While our children were swinging happily on the monkey bars at a neighborhood playground, I asked my Peruvian friend Araceli if she had ever heard of Paddington Bear.
Beloved of English children since his creation in 1958 by author Michael Bond, Paddington is a small brown bear who sports a duffel coat, hat and wellington boots. He lives with the Brown family and his favorite food is marmalade.
Named for the London train station where he was found, Paddington originally hailed from Darkest Peru. But these days he is more often seen in the shops at Heathrow Airport, where tourists eagerly snap him up as a quintessentially British souvenir.
Sitting with Araceli it struck me as odd that this bear who has come to symbolize what it means to be British (duffel coats! marmalade! wellington boots!) is in fact Peruvian. And that in his home country, where his Great Aunt Lucy resides in a home for retired bears in Lima, he is not such a household name.
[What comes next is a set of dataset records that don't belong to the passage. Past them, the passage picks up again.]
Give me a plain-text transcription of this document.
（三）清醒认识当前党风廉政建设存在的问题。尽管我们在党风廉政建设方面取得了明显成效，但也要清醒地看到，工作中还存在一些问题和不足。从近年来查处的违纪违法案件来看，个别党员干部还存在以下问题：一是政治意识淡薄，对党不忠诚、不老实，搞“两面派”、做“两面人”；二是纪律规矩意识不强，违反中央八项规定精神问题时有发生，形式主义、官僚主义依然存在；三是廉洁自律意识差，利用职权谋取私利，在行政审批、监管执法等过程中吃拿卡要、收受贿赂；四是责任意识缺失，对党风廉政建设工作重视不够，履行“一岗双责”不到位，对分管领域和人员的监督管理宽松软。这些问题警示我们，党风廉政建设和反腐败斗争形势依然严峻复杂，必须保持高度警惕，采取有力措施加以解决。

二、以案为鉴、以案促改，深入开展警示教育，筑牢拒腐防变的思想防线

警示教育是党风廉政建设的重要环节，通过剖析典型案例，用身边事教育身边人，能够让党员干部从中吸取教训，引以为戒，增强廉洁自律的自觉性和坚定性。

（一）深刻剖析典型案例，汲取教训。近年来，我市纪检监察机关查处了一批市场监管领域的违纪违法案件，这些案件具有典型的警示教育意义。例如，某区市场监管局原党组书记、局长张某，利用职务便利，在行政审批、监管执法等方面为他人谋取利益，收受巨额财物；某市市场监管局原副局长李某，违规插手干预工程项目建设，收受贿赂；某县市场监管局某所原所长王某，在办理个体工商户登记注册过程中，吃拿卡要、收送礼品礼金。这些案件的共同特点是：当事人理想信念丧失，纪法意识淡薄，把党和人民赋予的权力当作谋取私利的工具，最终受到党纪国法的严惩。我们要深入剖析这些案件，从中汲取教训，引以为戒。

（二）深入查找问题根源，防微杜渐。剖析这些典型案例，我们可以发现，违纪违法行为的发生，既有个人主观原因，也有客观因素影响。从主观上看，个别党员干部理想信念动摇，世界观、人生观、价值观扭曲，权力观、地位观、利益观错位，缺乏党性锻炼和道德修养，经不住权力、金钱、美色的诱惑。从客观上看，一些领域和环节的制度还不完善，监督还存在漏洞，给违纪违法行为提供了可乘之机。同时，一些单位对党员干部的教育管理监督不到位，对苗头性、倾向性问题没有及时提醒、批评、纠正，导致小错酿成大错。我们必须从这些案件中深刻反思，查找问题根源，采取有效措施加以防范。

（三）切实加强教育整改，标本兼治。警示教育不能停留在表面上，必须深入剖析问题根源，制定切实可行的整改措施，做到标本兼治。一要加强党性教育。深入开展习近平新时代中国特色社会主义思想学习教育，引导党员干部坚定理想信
Like Billy Idol and countless Hollywood celebrities, sometimes you have to leave home to make it big.
But where is "Darkest Peru?" Araceli wondered.
In the England of the1950s, Michael Bond probably chose "Darkest Peru" as Paddington's birthplace because it was far, far away and sounded impossibly remote and exotic, I said. Like the legendery Timbuktu.
Araceli laughed. And I asked her: "Where is Darkest Peru for you?"